Relative Earnings Trajectories by Level of Educational Attainment After Age 18-24

To a large extent, what you're seeing here is the effect of education level upon the lifetime earnings of individuals, where those with higher levels of education tend to have greater income growth over time.



But that doesn't explain it all. Most individuals hit their peak earning years in their mid-to-late 40s, which wouldn't explain why income inequality continues to increase for older individuals.



Here, we need to consider the role of investment income. Assuming that the most successful income earners also consistently save or invest a portion of their income over time, if they realize positive rates of return, they can continue boosting their income above and beyond what they earn through wages and salaries.



That's a big reason why we see that individuals Age 65-74 have the second greatest amount of income inequality by age group - the most successful individuals are benefiting from a lifetime of saving and investing, while others within this age group earn much lower amounts of income, or none, through investing.



We next see that income inequality falls dramatically from Age 65-74 to Age 75 and older. This drop largely corresponds to the depletion of retirement savings that individuals set aside during their working years, which reduces the amount of income they might receive from the reduced principal they have invested.
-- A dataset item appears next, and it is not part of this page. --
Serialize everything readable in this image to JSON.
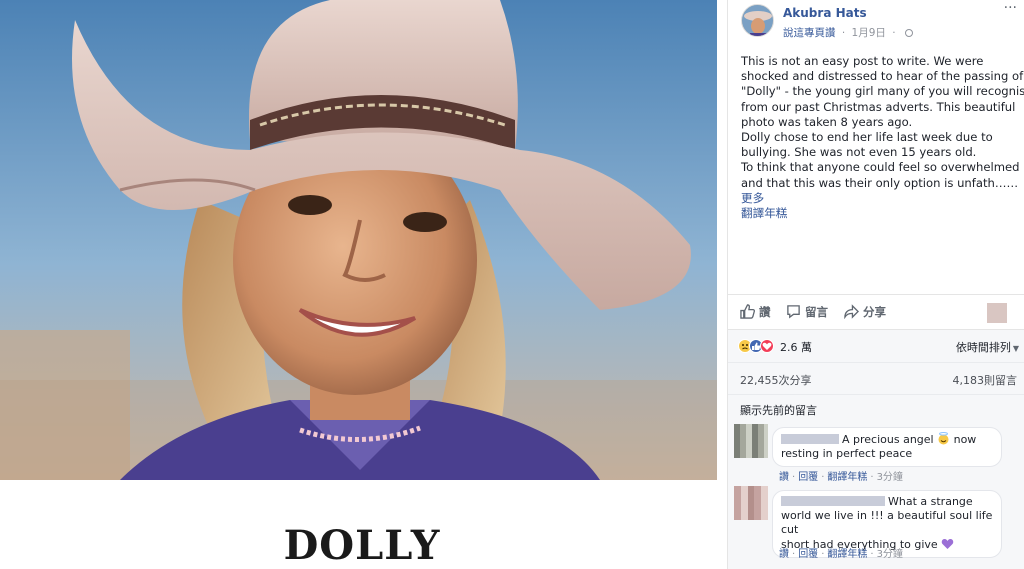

Meanwhile, for this age group, individuals who were less successful in establishing retirement savings benefit from government income transfer programs like Social Security, which provides disproportionately large benefits to the people who earned the lowest incomes during their working years.



We'll close by sharing Payscale.com's chart showing the typical incomes earned by individuals just graduating college with degrees in the top-paying fields of 2011:



DegreesDegrees
Methodology
Annual pay for Bachelors graduates without higher degrees. Typical starting graduates have 2 years of experience; mid-career have 15 years. See full methodology for more.


Data Source



U.S. Census. Current Population Survey. Annual Social and Economic Supplement. Table PINC-01. Selected Characteristics of People 15 Years Old and Over by Total Money Income in 2010, Work Experience in 2010, Race, Hispanic Origin and Sex. Accessed 13 November 2011.